Money Market Account
A money market account (MMA) is a hybrid of a savings and checking account at an FDIC-insured bank or credit union. Like a savings account, an MMA pays a (usually) higher APY than basic checking and is FDIC-insured up to $250,000 per depositor, per insured bank, per ownership category. Like a checking account, an MMA typically allows limited check writing, debit card access, and bill pay. Important distinction: a money market **account** is a bank deposit, FDIC-insured. A money market **fund** is a mutual fund, not FDIC-insured, regulated by the SEC. The two are often confused because the names sound nearly identical, but the consumer protections are different.
Current US money market account rates
Typical range across leading online money market accounts. Rates change frequently — verify the current rate at the institution before opening an account.
See top banks →Current rates at these banks may fall outside the range shown above — verify at the institution.
These are widely-recognized banks offering money market accounts. APYCalculator does not earn commissions on links from this site and is not affiliated with any of these institutions.
Why most online savers no longer need both an MMA and an HYSA. The historical advantage of MMAs over savings accounts was check-writing privilege. That advantage has eroded for two reasons. First, ACH transfers from online HYSAs typically settle in 1–3 business days and are free, removing most of the practical need to write a paper check from a savings account. Second, the Federal Reserve suspended Regulation D's six-transactions-per-month savings account withdrawal limit in April 2020, eliminating another reason to prefer an MMA's looser transaction rules. Many online HYSAs now offer the same effective transaction freedom as MMAs without the higher minimum balance requirements.
Where MMAs still make sense. Three cases. (1) Brick-and-mortar bank relationships where the MMA pays meaningfully more than the savings account at the same bank, and the saver values consolidating relationships at one institution. (2) Large balances where the bank's MMA tier structure rewards balances above $25,000 or $100,000 with materially higher APYs than the standard savings account. (3) Frequent check-writing for savings purposes — for example, paying contractors from a designated savings bucket — where you genuinely need physical checks rather than ACH or bill pay.

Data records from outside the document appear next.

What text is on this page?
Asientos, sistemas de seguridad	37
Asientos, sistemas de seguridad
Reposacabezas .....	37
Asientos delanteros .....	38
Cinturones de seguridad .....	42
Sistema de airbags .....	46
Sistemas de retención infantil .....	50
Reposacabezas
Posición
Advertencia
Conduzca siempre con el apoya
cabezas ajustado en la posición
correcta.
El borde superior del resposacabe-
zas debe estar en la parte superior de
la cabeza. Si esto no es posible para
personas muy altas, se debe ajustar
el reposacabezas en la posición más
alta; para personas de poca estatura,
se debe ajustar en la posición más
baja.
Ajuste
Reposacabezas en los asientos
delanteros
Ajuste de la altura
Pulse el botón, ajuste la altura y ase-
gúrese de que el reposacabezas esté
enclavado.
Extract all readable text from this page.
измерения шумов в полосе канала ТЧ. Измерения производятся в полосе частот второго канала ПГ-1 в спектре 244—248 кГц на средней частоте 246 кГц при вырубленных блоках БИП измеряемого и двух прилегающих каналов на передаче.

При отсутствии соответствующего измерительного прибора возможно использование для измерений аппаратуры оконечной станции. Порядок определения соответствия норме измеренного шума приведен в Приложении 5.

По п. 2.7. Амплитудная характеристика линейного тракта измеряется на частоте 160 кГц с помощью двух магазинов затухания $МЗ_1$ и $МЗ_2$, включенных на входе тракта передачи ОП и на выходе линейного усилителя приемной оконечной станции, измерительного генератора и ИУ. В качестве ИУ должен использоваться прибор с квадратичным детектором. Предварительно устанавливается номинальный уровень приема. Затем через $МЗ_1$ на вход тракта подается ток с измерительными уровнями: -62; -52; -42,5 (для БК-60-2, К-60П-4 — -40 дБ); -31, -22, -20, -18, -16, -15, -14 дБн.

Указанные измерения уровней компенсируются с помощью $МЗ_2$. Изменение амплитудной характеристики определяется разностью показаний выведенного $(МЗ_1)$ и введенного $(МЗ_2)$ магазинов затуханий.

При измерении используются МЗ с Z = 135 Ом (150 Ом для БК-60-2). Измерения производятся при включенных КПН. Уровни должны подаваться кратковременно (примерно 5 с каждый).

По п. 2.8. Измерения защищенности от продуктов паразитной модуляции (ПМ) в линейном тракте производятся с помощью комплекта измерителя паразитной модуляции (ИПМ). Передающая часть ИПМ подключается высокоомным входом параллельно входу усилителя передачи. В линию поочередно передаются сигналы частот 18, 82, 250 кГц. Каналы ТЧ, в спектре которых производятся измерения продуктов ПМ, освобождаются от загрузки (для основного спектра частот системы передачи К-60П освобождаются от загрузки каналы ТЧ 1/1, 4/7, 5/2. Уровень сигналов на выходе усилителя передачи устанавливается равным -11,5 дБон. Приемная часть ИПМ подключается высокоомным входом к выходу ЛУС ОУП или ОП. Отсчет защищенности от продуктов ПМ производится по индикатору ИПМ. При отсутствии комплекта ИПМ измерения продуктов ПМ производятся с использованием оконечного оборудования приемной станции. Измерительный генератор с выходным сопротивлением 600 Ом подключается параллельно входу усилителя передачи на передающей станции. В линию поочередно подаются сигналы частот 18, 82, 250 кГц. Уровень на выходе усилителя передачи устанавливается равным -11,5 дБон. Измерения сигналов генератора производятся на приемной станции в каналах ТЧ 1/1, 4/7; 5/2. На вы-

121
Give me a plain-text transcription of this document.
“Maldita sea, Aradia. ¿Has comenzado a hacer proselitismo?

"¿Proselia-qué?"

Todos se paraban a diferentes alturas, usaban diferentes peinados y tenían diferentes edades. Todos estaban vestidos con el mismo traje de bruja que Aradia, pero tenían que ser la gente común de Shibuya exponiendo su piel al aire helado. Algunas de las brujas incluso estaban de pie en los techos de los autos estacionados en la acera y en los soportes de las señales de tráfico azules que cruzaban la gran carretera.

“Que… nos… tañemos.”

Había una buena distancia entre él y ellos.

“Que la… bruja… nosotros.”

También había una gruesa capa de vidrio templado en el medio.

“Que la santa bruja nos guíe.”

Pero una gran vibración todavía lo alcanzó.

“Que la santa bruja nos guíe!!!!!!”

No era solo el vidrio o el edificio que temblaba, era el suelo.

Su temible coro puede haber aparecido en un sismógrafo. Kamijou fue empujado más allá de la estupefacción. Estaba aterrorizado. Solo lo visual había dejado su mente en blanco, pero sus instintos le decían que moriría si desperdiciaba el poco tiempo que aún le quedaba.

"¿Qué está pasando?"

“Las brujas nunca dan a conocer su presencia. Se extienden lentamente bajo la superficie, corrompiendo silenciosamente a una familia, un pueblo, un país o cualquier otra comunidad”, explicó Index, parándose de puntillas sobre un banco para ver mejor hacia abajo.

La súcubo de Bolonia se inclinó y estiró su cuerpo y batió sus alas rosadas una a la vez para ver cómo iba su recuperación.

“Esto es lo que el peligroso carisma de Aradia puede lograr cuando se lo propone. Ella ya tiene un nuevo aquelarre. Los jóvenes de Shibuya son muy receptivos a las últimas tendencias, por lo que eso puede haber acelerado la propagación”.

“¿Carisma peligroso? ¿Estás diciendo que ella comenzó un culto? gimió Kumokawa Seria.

The tier structure problem. Many MMAs use balance tiers: a base APY below $10,000, a higher APY between $10,000 and $25,000, and the highest "headline" APY only above $25,000 or $100,000. Always compute the effective APY on your actual balance, not the headline number. A 4.75% APY that only applies to balances above $100,000 may earn you 2.50% blended on a $20,000 balance.
MMA vs MMF — a real distinction. MMAs are deposits at a bank; the bank owes you the money, and the FDIC insures the obligation up to $250,000. MMFs are mutual funds that hold short-term debt instruments; you own a share of the fund's assets, no FDIC insurance applies, and (rare but real) the fund's net asset value can drop below $1.00 per share — this is called "breaking the buck." Reserve Primary Fund did this in 2008. MMFs typically pay a higher yield than MMAs for this additional risk.